Dicen
que para los niños el mundo es una fuente constante de asombro, pero yo creo
más bien lo contrario. Cuando era un crío, todo me parecía claro, diáfano.
Ahora, sin embargo, pocas son las cosas que no me dejan estupefacto. El clima,
por ejemplo. En mi libro de Sociales de EGB se ilustraban las cuatro estaciones
con cuatro imágenes perfectamente diferenciadas: la que explicaba la primavera
era un prado verde y lleno de flores; el verano, una playa bajo un sol
reluciente; el otoño era un bosque de árboles desnudos con el suelo cubierto de
hojas; el invierno, naturalmente, un paisaje nevado. Ahora, en cambio, se
podrían intercambiar los pies de foto sin faltar a la realidad, tal es el
trastoque meteorológico que sufrimos. En el fondo estoy de acuerdo con esos
meteorólogos que invocaba el chistoso de Rajoy.
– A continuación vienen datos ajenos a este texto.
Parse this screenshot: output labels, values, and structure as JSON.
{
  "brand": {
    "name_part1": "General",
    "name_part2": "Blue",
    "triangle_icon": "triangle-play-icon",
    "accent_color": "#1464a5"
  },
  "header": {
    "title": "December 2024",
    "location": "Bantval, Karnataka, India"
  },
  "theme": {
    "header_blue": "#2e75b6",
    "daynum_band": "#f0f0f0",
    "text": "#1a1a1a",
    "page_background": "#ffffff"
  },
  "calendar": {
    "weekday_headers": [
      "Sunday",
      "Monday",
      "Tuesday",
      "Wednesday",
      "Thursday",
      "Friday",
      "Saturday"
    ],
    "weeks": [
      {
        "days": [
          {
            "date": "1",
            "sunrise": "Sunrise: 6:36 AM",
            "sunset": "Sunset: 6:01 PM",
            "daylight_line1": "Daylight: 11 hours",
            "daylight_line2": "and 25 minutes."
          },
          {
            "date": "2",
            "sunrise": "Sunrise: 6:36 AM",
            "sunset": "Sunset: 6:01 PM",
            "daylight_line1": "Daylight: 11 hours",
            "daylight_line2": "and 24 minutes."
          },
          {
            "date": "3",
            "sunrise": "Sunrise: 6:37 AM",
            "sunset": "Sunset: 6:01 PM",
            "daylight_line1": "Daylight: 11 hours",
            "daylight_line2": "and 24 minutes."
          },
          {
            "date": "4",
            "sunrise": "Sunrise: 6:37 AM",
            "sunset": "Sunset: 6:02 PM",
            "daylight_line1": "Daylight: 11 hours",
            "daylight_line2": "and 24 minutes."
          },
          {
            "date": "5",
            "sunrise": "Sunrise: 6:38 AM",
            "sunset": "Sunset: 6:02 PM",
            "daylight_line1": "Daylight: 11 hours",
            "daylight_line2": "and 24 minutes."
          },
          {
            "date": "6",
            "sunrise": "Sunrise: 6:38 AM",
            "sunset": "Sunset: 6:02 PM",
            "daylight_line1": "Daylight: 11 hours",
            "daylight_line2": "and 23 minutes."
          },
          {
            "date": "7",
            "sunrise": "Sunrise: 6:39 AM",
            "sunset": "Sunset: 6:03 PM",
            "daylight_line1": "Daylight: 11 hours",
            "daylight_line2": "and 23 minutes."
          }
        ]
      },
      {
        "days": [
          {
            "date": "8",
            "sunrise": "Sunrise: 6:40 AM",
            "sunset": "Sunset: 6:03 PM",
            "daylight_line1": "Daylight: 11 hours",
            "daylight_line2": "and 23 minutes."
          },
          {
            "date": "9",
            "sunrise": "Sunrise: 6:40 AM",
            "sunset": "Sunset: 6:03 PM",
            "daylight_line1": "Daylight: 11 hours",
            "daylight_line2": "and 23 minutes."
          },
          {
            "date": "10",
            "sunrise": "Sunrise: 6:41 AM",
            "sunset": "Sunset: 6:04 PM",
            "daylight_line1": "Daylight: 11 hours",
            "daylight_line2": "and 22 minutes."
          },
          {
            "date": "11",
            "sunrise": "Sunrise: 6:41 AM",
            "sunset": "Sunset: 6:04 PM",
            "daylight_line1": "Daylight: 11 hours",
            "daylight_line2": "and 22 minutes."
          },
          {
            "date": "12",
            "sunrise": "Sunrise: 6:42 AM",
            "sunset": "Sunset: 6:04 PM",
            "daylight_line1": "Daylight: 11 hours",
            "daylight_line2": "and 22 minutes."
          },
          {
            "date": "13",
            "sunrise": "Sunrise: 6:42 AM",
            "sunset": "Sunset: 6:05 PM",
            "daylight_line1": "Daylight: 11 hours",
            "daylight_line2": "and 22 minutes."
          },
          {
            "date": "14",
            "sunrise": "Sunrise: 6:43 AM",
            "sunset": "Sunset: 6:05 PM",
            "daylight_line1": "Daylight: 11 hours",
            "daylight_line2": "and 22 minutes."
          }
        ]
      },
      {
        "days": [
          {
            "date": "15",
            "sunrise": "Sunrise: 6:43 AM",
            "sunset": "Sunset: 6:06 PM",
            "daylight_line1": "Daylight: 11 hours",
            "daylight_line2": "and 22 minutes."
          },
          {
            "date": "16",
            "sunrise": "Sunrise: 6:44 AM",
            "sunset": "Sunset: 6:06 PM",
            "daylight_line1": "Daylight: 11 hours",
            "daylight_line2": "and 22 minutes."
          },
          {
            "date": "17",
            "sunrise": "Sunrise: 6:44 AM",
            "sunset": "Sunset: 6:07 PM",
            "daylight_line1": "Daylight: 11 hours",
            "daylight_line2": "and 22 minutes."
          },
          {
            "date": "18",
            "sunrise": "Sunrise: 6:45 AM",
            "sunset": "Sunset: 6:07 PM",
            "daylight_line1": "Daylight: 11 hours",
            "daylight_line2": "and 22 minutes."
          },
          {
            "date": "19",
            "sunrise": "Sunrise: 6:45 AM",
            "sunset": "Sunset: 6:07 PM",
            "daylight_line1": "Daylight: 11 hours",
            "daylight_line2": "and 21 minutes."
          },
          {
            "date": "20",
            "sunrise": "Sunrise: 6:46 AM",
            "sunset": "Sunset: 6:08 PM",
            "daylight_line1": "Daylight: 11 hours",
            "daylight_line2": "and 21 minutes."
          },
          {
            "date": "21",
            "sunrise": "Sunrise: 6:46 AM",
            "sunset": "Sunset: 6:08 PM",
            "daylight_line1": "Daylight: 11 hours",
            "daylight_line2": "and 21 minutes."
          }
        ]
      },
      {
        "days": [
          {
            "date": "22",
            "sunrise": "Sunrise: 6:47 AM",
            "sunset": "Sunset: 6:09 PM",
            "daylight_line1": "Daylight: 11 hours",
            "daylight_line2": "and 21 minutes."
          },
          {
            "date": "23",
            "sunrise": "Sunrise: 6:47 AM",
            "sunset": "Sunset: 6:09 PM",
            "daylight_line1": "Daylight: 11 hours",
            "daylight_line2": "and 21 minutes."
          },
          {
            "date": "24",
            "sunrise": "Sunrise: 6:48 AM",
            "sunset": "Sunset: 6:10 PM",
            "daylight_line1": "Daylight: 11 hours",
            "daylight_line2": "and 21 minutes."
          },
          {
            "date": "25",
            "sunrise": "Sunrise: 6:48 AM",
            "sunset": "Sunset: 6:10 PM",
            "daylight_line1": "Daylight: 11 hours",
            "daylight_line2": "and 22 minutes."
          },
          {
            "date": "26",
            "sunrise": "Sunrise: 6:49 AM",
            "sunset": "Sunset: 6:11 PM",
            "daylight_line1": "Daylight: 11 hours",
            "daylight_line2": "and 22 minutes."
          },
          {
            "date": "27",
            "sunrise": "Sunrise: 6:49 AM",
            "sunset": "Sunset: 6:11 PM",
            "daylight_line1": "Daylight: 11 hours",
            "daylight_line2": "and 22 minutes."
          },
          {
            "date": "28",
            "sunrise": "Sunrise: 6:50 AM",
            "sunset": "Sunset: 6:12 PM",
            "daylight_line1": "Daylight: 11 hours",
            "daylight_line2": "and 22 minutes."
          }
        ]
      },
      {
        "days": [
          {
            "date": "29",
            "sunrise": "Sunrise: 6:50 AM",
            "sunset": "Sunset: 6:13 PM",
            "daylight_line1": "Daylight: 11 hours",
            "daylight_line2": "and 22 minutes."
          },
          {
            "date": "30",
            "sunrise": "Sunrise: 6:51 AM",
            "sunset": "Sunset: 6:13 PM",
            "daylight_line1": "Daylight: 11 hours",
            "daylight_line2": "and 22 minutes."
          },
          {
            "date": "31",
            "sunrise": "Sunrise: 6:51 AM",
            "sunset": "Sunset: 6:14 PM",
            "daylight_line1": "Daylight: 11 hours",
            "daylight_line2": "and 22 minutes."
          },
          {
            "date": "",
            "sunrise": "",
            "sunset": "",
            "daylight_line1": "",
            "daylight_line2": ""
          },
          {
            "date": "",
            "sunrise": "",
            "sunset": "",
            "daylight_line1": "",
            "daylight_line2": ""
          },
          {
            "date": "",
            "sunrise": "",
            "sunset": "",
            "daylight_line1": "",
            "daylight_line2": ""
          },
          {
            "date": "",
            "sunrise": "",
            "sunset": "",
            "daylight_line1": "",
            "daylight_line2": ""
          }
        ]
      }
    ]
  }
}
Sé que el tiempo y que el clima
comportan un cierto grado de incertidumbre y que, por mucho que la ciencia
avance, sigue siendo imposible predecir de forma fehaciente si la semana que
viene va a lucir el sol o si van a caer chuzos de punta. Pero este desmadre ya
es demasiado. La cronología forma parte de nuestra naturaleza. Necesitamos
ritos de tránsito, piedras miliares que nos anclen al tiempo. Arreglar los
armarios es una de ellas. El acto de guardar la ropa de la temporada anterior
(con o sin bolitas de alcanfor) y sustituirla por la de la siguiente nos
proporciona calma, porque percibimos que las cosas ocurren según una secuencia
regular y establecida. Pero hoy en día nuestros armarios se parecen al rastrillo
donde malbaratamos la ropa de un pariente difunto: los jerséis de lana conviven
con camisas floreadas; los abrigos, con los bañadores. Esta desubicación
climática tiene que ser por fuerza perniciosa. El homo sapiens está en peligro de extinción. Se avecina el homo perturbatus.